# Color question!



## ssyyb2 (Sep 4, 2011)

I have a bluebar cock I'm pairing to a recessive red hen. The cock has a blue dad and a grizzle mom. Color combination on young?


----------



## LisaNewTumbler (Jun 24, 2013)

well grizzle is dominant - so if the cock was carrying it, he would be showing it.

Any idea if the cock might carry rec red?
If he doesn't you won't get any rec reds in the first generation - but they will carry it.

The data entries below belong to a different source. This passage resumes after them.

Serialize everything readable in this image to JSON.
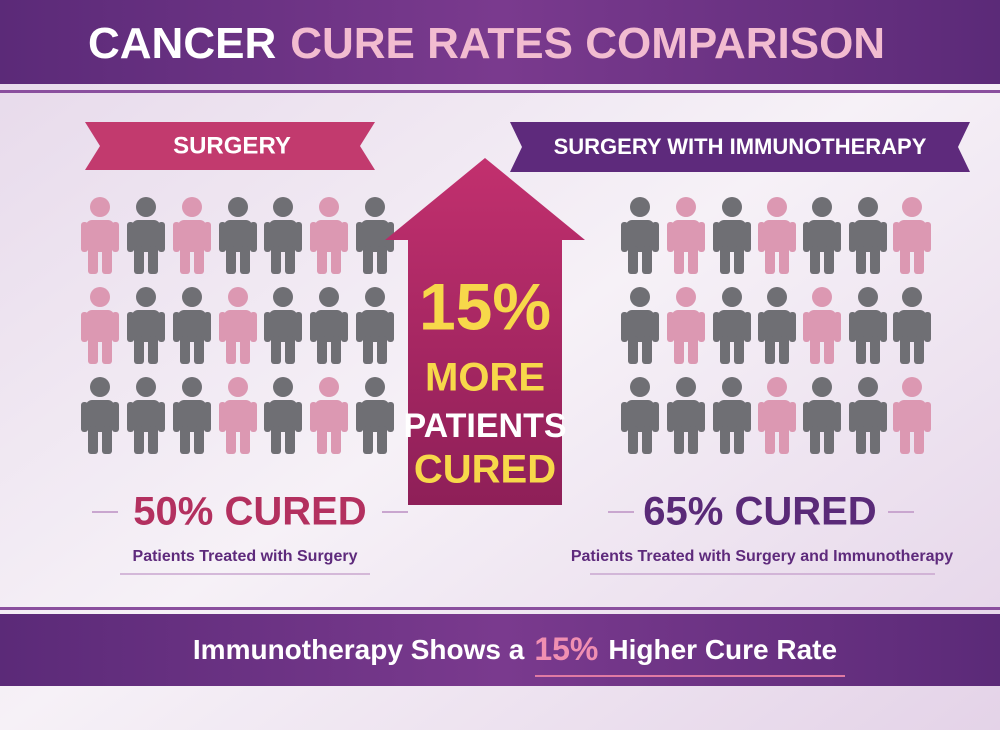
{
  "header": {
    "title_part1": "CANCER",
    "title_part2": "CURE RATES COMPARISON"
  },
  "left": {
    "label": "SURGERY",
    "result": "50% CURED",
    "caption": "Patients Treated with Surgery"
  },
  "right": {
    "label": "SURGERY WITH IMMUNOTHERAPY",
    "result": "65% CURED",
    "caption": "Patients Treated with Surgery and Immunotherapy"
  },
  "arrow": {
    "lines": [
      "15%",
      "MORE",
      "PATIENTS",
      "CURED"
    ]
  },
  "footer": {
    "text_before": "Immunotherapy Shows a",
    "highlight": "15%",
    "text_after": "Higher Cure Rate"
  }
}
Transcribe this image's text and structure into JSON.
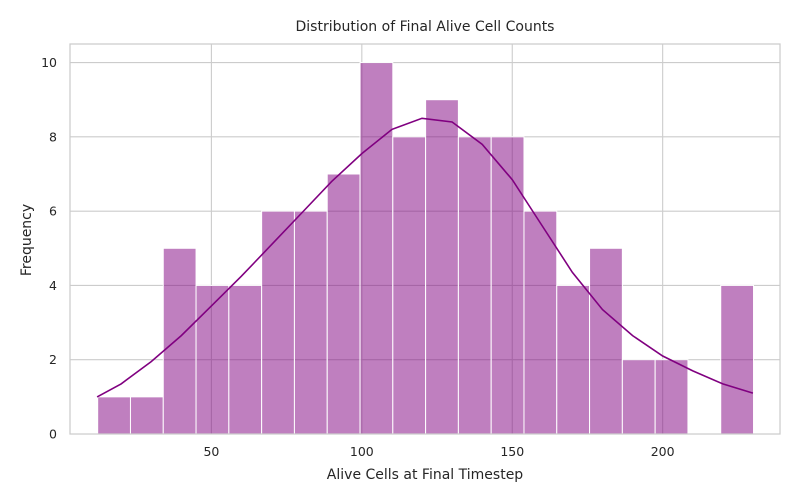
{
  "chart_data": {
    "type": "histogram",
    "title": "Distribution of Final Alive Cell Counts",
    "xlabel": "Alive Cells at Final Timestep",
    "ylabel": "Frequency",
    "xlim": [
      3,
      239
    ],
    "ylim": [
      0,
      10.5
    ],
    "x_ticks": [
      50,
      100,
      150,
      200
    ],
    "y_ticks": [
      0,
      2,
      4,
      6,
      8,
      10
    ],
    "grid": true,
    "bin_edges": [
      12.2,
      23.1,
      34.0,
      44.9,
      55.8,
      66.7,
      77.6,
      88.5,
      99.4,
      110.3,
      121.2,
      132.1,
      143.0,
      153.9,
      164.8,
      175.7,
      186.6,
      197.5,
      208.4,
      219.3,
      230.2
    ],
    "counts": [
      1,
      1,
      5,
      4,
      4,
      6,
      6,
      7,
      10,
      8,
      9,
      8,
      8,
      6,
      4,
      5,
      2,
      2,
      0,
      4
    ],
    "bar_color": "#800080",
    "bar_opacity": 0.5,
    "kde": {
      "color": "#800080",
      "x": [
        12,
        20,
        30,
        40,
        50,
        60,
        70,
        80,
        90,
        100,
        110,
        120,
        130,
        140,
        150,
        160,
        170,
        180,
        190,
        200,
        210,
        220,
        230
      ],
      "y": [
        1.0,
        1.35,
        1.95,
        2.65,
        3.45,
        4.25,
        5.1,
        5.95,
        6.8,
        7.55,
        8.2,
        8.5,
        8.4,
        7.8,
        6.85,
        5.6,
        4.35,
        3.35,
        2.65,
        2.1,
        1.7,
        1.35,
        1.1
      ]
    }
  }
}
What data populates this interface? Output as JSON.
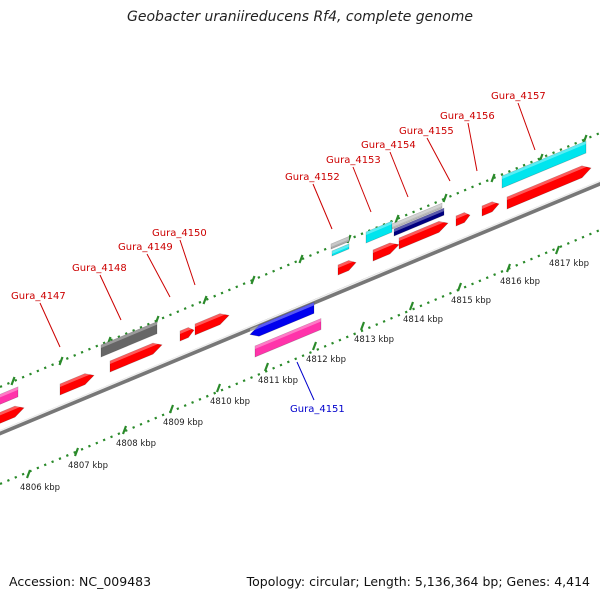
{
  "title": "Geobacter uraniireducens Rf4, complete genome",
  "footer": {
    "accession": "Accession: NC_009483",
    "summary": "Topology: circular; Length: 5,136,364 bp; Genes: 4,414"
  },
  "colors": {
    "cds": "#ff0000",
    "backbone": "#888888",
    "tick": "#2a8a2a",
    "forward_label": "#cc0000",
    "reverse_label": "#0000cc",
    "grey_feature": "#666666",
    "cyan_feature": "#00e5ee",
    "navy_feature": "#000080",
    "blue_feature": "#0000ee",
    "magenta_feature": "#ff33aa"
  },
  "genes": [
    {
      "label": "Gura_4147",
      "strand": "forward"
    },
    {
      "label": "Gura_4148",
      "strand": "forward"
    },
    {
      "label": "Gura_4149",
      "strand": "forward"
    },
    {
      "label": "Gura_4150",
      "strand": "forward"
    },
    {
      "label": "Gura_4151",
      "strand": "reverse"
    },
    {
      "label": "Gura_4152",
      "strand": "forward"
    },
    {
      "label": "Gura_4153",
      "strand": "forward"
    },
    {
      "label": "Gura_4154",
      "strand": "forward"
    },
    {
      "label": "Gura_4155",
      "strand": "forward"
    },
    {
      "label": "Gura_4156",
      "strand": "forward"
    },
    {
      "label": "Gura_4157",
      "strand": "forward"
    }
  ],
  "scale": {
    "labels": [
      "4806 kbp",
      "4807 kbp",
      "4808 kbp",
      "4809 kbp",
      "4810 kbp",
      "4811 kbp",
      "4812 kbp",
      "4813 kbp",
      "4814 kbp",
      "4815 kbp",
      "4816 kbp",
      "4817 kbp"
    ]
  }
}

Do you know the parents of the hen?
What you get depends on what her base colour is.
If she is brown or blue you will get only blue young

If she is ash red you will have a sex-linked pairing - all male young will be ash red, all female young will be blue


----------



## AZCorbin (Feb 28, 2011)

Lisa you have come far in a short time! Only thing to add is that you _could_ get browns/brown hens if the blue cock is het (split) for brown, but those odds aren't in your favor.


----------



## LisaNewTumbler (Jun 24, 2013)

AZCorbin said:


> Lisa you have come far in a short time! Only thing to add is that you _could_ get browns/brown hens if the blue cock is het (split) for brown, but those odds aren't in your favor.


Ah! I always forget something!

Thanks


----------